Sufría insomnios descomunales, verdaderas batallas nocturnas en las que su mente se convertía en campo minado de visiones y pesadillas. En lugar de sucumbir, transformó ese tormento en poesía. Su obra es un largo sueño agitado, una cartografía del alma desgarrada. Sus aforismos —las “granizadas”, como él las llamaba— eran relámpagos de lucidez; sus prosas poéticas, ríos de lava que atravesaban la razón para abrir cauces en lo simbólico. Lo sabía: “El hombre ha inventado el símbolo porque no puede asir directamente la realidad.” Por eso, su lenguaje es un conjuro, no una descripción. Escribía como quien se quema las entrañas para alumbrar a los otros.
La torre de Timón, El cielo de esmalte, Las formas del fuego: no son simples libros, sino templos. En ellos vive un alma exiliada del tiempo, atrapada entre la fiebre y la visión. Ramos Sucre habitaba un mundo que ya no era el nuestro; caminaba por pasillos invisibles donde dialogaba con sombras augustas. Su guerra era invisible, pero no menos sangrienta. Y su palabra, el filo con el que cortaba la oscuridad.
En 1929, fue enviado como cónsul a Ginebra. Allí, en el corazón del Viejo Mundo, se intensificaron sus crisis. Lejos de su patria solar, la enfermedad y la melancolía lo cercaron sin tregua. El 13 de junio de 1930, tras un intento fallido de suicidio, murió en un hospital suizo. No fue un abandono, antes bien una consumación. Un final coherente con la intensidad de su vida.

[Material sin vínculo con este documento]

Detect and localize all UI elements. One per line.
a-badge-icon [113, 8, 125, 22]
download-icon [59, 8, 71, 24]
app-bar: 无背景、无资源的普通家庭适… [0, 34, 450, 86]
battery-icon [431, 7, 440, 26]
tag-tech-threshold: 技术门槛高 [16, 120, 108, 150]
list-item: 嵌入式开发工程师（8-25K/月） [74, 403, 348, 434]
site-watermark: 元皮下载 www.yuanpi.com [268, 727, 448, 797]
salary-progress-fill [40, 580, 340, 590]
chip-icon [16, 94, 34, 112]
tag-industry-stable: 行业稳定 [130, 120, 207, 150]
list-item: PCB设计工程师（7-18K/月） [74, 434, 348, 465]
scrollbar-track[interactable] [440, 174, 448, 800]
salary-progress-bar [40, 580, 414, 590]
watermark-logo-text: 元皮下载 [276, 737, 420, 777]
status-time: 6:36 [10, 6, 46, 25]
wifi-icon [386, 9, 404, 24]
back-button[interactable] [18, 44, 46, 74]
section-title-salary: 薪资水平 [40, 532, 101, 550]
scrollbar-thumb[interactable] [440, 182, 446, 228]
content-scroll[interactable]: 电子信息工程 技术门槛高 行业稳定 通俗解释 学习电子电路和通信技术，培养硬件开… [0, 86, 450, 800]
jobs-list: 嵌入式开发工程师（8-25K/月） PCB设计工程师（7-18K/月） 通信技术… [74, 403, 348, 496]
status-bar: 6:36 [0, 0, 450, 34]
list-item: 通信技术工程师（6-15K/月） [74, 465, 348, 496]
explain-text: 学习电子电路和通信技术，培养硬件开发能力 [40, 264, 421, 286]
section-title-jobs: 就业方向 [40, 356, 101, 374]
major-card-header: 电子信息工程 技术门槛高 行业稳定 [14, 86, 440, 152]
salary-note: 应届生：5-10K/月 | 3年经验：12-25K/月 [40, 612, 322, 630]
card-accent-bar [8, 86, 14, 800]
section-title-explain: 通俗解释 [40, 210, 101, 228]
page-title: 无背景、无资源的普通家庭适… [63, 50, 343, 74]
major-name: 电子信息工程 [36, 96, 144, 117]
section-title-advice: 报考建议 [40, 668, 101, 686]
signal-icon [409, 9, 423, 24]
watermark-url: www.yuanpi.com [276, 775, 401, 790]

Hoy, su figura se yergue como una cumbre solitaria en el paisaje literario venezolano. No se le puede explicar: se le contempla. Se le recita como se reza a los santos. Su estilo es una ruina sagrada iluminada por relámpagos. Su vida, una odisea espiritual narrada en susurros. Más que poeta, Ramos Sucre fue un umbral, una grieta abierta entre el mundo visible y las regiones donde habitan los arquetipos. Su legado es una constelación persistente en la noche cultural de Venezuela; y su existencia, un acto de heroísmo íntimo, silente y total.